Parks & Recreation

 

Rushville features more than 50 acres of public parks, including a brand-new Amphitheater at Riverside Park , new municipal swimming pool (complete with several exciting water slides), 12 tennis courts, fitness trail, and two 18-hole golf courses. Local residents can choose from 6 different park areas to meet their recreational needs.

  • Veterans Memorial Park North is located within the Rushville Consolidated School Corporation Campus in northwestern Rushville. The high school, vocational school, elementary school, football stadium, basketball arena, baseball diamond and lighted tennis courts are located on school and city property here. In addition to these facilities, the Parks and Recreation Department has a zero depth access outdoor pool with locker rooms, sun deck, a covered shelter house, the Parks and Recreation Department offices, a lighted softball diamond, concession stands, lighted horseshoe courts, picnic areas, playground equipment, fitness walk trails and several small cabins.
  • Veterans Memorial Park South , located on Jackson Street between Ninth and Eleventh Streets, offers an enclosed shelter house, lighted basketball courts, large flower planters, restrooms, playground equipment, picnic tables, fitness walk trail and a small privately operated restaurant.
  • Community Park , located on Ft. Wayne Road includes: a partially enclosed shelter house with concessions, a softball diamond, restrooms, playground equipment, basketball court, a tennis court and a storage building.
  • Laughlin Park , located at Second and Spencer Streets, houses an enclosed shelter house, a basketball court, a concession stand, shuffleboard, picnic tables, restrooms, playground equipment, two lighted baseball diamonds, a lighted softball diamond, an unlighted T-ball diamond and a large undeveloped area.
  • Wilkie Park , located on Main Street between Second and Third Streets, has a gazebo, benches and flowerbeds for downtown visitors to enjoy.
  • Riverside Park & Amphitheater provides some thirty acres along the Flatrock River with
    a new state-of-the-art Amphitheater for musical and stage performances, a nature-walk trail and picnic areas.

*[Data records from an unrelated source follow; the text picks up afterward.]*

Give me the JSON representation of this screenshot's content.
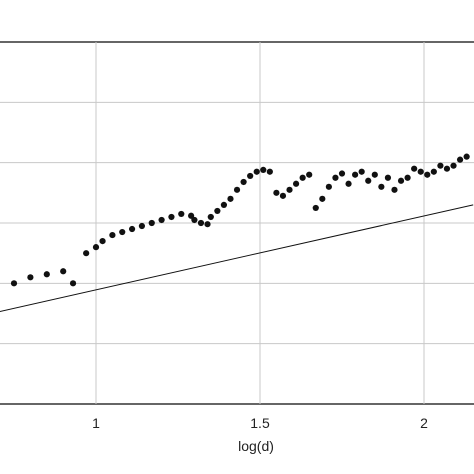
{
  "chart_data": {
    "type": "scatter",
    "xlabel": "log(d)",
    "ylabel": "",
    "title": "",
    "xlim": [
      0.68,
      2.15
    ],
    "ylim": [
      0,
      6
    ],
    "xticks": [
      1,
      1.5,
      2
    ],
    "xtick_labels": [
      "1",
      "1.5",
      "2"
    ],
    "yticks": [
      1,
      2,
      3,
      4,
      5
    ],
    "grid": true,
    "colors": {
      "points": "#111111",
      "line": "#111111",
      "grid": "#c8c8c8",
      "axes": "#000000"
    },
    "fit_line": {
      "x": [
        0.68,
        2.15
      ],
      "y": [
        1.5,
        3.3
      ]
    },
    "series": [
      {
        "values": [
          [
            0.75,
            2.0
          ],
          [
            0.8,
            2.1
          ],
          [
            0.85,
            2.15
          ],
          [
            0.9,
            2.2
          ],
          [
            0.93,
            2.0
          ],
          [
            0.97,
            2.5
          ],
          [
            1.0,
            2.6
          ],
          [
            1.02,
            2.7
          ],
          [
            1.05,
            2.8
          ],
          [
            1.08,
            2.85
          ],
          [
            1.11,
            2.9
          ],
          [
            1.14,
            2.95
          ],
          [
            1.17,
            3.0
          ],
          [
            1.2,
            3.05
          ],
          [
            1.23,
            3.1
          ],
          [
            1.26,
            3.15
          ],
          [
            1.29,
            3.12
          ],
          [
            1.3,
            3.05
          ],
          [
            1.32,
            3.0
          ],
          [
            1.34,
            2.98
          ],
          [
            1.35,
            3.1
          ],
          [
            1.37,
            3.2
          ],
          [
            1.39,
            3.3
          ],
          [
            1.41,
            3.4
          ],
          [
            1.43,
            3.55
          ],
          [
            1.45,
            3.68
          ],
          [
            1.47,
            3.78
          ],
          [
            1.49,
            3.85
          ],
          [
            1.51,
            3.88
          ],
          [
            1.53,
            3.85
          ],
          [
            1.55,
            3.5
          ],
          [
            1.57,
            3.45
          ],
          [
            1.59,
            3.55
          ],
          [
            1.61,
            3.65
          ],
          [
            1.63,
            3.75
          ],
          [
            1.65,
            3.8
          ],
          [
            1.67,
            3.25
          ],
          [
            1.69,
            3.4
          ],
          [
            1.71,
            3.6
          ],
          [
            1.73,
            3.75
          ],
          [
            1.75,
            3.82
          ],
          [
            1.77,
            3.65
          ],
          [
            1.79,
            3.8
          ],
          [
            1.81,
            3.85
          ],
          [
            1.83,
            3.7
          ],
          [
            1.85,
            3.8
          ],
          [
            1.87,
            3.6
          ],
          [
            1.89,
            3.75
          ],
          [
            1.91,
            3.55
          ],
          [
            1.93,
            3.7
          ],
          [
            1.95,
            3.75
          ],
          [
            1.97,
            3.9
          ],
          [
            1.99,
            3.85
          ],
          [
            2.01,
            3.8
          ],
          [
            2.03,
            3.85
          ],
          [
            2.05,
            3.95
          ],
          [
            2.07,
            3.9
          ],
          [
            2.09,
            3.95
          ],
          [
            2.11,
            4.05
          ],
          [
            2.13,
            4.1
          ]
        ]
      }
    ]
  }
}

Golf : Rush County has two 18-hole golf courses that are both open to the public.

    • Antler Point Golf Club is a semi-private rolling, tree-lined course just three miles north of Rushville.
    • Horseshoe Bend Golf Course is also semi-private and is located in the northern part of Rush County near Lewisville .

The area's youth are well-served, too, by the Rushville Boys & Girls Club, which offers a wide variety of programs ranging from education and physical fitness, to craft and hobby classes, and an active 4-H program.

Arts & Entertainment

It would be wrong to assume that Rush County 's rural nature excludes it from the arts- entertainment and cultural advantages that many seek for their families. Nothing could be further from the truth, for the arts flourish in many forms.

The county supports a lovely, old-fashioned Historical Museum , maintained by the Rush County Historical Society. The museum, located at Seventh and Perkins streets, researches, collects, preserves and interprets information and artifacts about the area. Open on Sunday afternoons during the summer months, the museum provides a glimpse of the American fabric, displaying things like an early Harcourt wheat drill, a spinning wheel, a miniature carousel, 19th century toys and music boxes.

Five of the famous Kennedy covered bridges are sprinkled throughout the county. Three generations of Kennedy's built approximately 50 covered bridges in central and outhern Indiana during a sixty-year period beginning in the 1880s. These magnificent structures, buttressed by the Burr arch truss system, are lovingly protected by Rush County Heritage, and attract visitors from far and near. One fine example is the Moscow Covered Bridge , which in June of each year inspires the Moscow Covered Bridge Festival.

The Rush County Players ( www.rushcountyplayers.org ) offer local community theater productions at least four times annually. The Players always welcome new talent; auditions for these productions are well-publicized and attract young and old alike. In addition, the local high school has fine programs in both instrumental and choral music and live theater. Several concerts and stage productions are presented each year to near sell-out crowds. From time to time, the local Rotary Club also sponsors visiting artists.

Summer theater is ably performed by the satirical Briar Patch Players, an energetic group of high schoolers who entertain with local musical fare with shows that culminate on the Fourth of July.

The county also boasts several long-standing literary clubs, an active garden club, a community band and many other opportunities in the visual and performing arts.

Countywide celebrations include the Moscow Covered Bridge Festival, Glenwood Old-Fashioned Days, the Pioneer Engineers Steam and Gas Engine show, the Rush County Festival and the ever-popular Rush County Fair which features competitions and displays in many of the arts.